You can get David Farrier’s book here, or in any good book store.
Finally — a few people expressed some concern in me coming to the US, after the safety net of Covid-free New Zealand. I get it, but since Trump vanished — the rollout of vaccines here seems fast and smart. So I’m not too worried about Covid. As for everything else, well: I am a white male in America — I am fine. I can walk, drive and sleep without fear of being shot by the police. I’ve been thinking about my extreme privilege a lot lately — and suggest the Oscar-nominated 30-minute short Two Distant Strangers if you have time. It’s heavy-handed, but I think it’s extraordinary. It uses a common trope to get a message across that couldn’t be done without said trope. It’s really powerful and yeah — just really, really good.
Stay safe. Talk soon.
Welcome to LaLa Land! Fortunately, the covid numbers here are at the lowest they’ve been since the pandemic. I can’t figure out why.

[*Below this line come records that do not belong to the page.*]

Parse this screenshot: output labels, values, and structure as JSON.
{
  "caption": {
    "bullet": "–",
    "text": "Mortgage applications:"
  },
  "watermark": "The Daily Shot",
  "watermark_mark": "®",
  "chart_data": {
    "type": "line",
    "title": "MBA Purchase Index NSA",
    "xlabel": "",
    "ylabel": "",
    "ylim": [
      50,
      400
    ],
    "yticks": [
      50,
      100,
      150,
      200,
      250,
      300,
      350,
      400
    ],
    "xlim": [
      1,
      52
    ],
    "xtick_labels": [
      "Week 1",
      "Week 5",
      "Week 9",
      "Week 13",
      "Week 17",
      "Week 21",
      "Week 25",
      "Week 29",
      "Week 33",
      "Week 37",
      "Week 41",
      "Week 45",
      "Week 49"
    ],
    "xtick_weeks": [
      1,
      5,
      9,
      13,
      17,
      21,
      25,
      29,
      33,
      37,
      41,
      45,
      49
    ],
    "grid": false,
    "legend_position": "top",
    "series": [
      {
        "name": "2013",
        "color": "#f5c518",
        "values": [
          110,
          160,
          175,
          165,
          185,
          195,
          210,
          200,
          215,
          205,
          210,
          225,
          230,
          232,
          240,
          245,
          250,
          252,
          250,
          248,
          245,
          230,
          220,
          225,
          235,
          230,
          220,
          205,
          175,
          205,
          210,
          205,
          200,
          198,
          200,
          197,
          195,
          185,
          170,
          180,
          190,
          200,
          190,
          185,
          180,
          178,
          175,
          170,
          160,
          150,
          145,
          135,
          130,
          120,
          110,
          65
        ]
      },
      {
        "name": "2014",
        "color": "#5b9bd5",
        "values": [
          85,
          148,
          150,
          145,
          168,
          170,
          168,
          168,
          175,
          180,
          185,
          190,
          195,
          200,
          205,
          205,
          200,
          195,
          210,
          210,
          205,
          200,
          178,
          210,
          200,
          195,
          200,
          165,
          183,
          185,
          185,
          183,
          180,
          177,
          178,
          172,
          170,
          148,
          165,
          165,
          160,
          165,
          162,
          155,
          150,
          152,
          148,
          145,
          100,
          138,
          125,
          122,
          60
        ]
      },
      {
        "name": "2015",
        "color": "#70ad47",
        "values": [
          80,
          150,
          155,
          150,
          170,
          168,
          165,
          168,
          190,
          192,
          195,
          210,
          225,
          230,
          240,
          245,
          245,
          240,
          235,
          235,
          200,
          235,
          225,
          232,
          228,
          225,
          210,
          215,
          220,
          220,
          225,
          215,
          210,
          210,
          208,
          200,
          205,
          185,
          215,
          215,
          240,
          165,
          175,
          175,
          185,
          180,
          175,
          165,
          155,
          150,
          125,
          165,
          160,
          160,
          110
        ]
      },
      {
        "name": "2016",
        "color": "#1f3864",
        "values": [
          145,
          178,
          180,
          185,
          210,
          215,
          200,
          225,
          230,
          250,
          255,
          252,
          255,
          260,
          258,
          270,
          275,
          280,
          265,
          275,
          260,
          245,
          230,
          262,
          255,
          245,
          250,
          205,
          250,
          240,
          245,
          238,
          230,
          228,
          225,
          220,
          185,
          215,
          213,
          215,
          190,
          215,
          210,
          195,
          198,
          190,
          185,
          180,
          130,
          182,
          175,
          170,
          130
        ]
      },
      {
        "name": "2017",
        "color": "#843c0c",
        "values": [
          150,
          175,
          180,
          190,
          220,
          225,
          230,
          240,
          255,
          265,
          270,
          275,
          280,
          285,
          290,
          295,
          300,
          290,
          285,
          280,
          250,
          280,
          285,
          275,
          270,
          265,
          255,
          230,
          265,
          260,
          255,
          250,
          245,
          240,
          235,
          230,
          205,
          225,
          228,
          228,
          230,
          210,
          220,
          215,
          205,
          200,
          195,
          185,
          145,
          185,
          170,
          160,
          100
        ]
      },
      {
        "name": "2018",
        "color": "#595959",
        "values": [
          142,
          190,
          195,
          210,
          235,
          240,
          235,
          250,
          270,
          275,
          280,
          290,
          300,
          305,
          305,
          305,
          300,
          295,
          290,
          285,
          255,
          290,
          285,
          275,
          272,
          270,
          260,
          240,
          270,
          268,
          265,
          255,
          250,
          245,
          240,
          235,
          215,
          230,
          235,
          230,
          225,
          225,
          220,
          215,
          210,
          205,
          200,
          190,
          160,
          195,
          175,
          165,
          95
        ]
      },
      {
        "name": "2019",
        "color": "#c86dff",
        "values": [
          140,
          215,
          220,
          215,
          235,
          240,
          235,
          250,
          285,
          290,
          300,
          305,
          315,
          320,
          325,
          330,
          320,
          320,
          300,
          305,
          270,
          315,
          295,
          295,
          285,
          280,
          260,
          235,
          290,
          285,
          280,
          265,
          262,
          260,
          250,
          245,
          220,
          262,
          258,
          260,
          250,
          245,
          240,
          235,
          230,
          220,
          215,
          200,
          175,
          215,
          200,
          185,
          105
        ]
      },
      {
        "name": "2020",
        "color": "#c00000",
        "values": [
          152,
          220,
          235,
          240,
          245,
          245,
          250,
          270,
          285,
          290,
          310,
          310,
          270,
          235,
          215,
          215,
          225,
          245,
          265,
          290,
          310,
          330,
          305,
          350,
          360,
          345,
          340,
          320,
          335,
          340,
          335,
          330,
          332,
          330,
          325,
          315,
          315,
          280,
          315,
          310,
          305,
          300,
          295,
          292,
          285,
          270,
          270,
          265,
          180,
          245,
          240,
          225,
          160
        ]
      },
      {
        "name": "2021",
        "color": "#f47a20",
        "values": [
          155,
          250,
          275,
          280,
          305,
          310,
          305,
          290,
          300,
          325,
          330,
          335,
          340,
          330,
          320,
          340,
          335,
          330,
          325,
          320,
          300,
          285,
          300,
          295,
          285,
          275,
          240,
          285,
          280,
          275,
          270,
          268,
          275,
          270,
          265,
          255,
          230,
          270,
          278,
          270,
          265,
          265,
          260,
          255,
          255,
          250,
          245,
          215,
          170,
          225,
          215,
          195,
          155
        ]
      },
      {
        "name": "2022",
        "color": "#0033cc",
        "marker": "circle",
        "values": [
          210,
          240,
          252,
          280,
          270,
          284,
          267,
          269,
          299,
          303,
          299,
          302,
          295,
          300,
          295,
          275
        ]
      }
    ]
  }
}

Could it be that wearing masks and the rollout of the 5G Bill Gates Microchip have something to do with it?
Your conversation with David Farrier reminds me of when an Australian with the same name as mine added me as a friend on Facebook. I had no idea who she was, but she was looking up all the people on FB with the same name as hers and adding them as a friend. Later when I posted on FB of being insanely sick with a cold, this fellow Susan expressed sympathy. My brother, not realizing that we were two separate people, replied to her comment saying that it was really pathetic that I so desperate for validation that I was commenting on my own posts wishing that I would feel better.
The big question from David Farrier to David Farrier: Do you get sick of being confused with me on Twitter? Like, you are writing these beautiful books, and I am sort of banging out newsletters that are not exactly nuanced....
Ha, no! But it’s a source of endless confusion for my kids, who can’t believe anyone would think I had my own Netflix series.
It’s actually out of hand. Were you aware your publisher’s website lists your website, but it links to mine?! Sort that out!
What?! Shit. Hopefully not by the time people read this...
Roared with laughter & sprayed peppermint tea all over my screens, thanks David Farrier x 2 - Love it!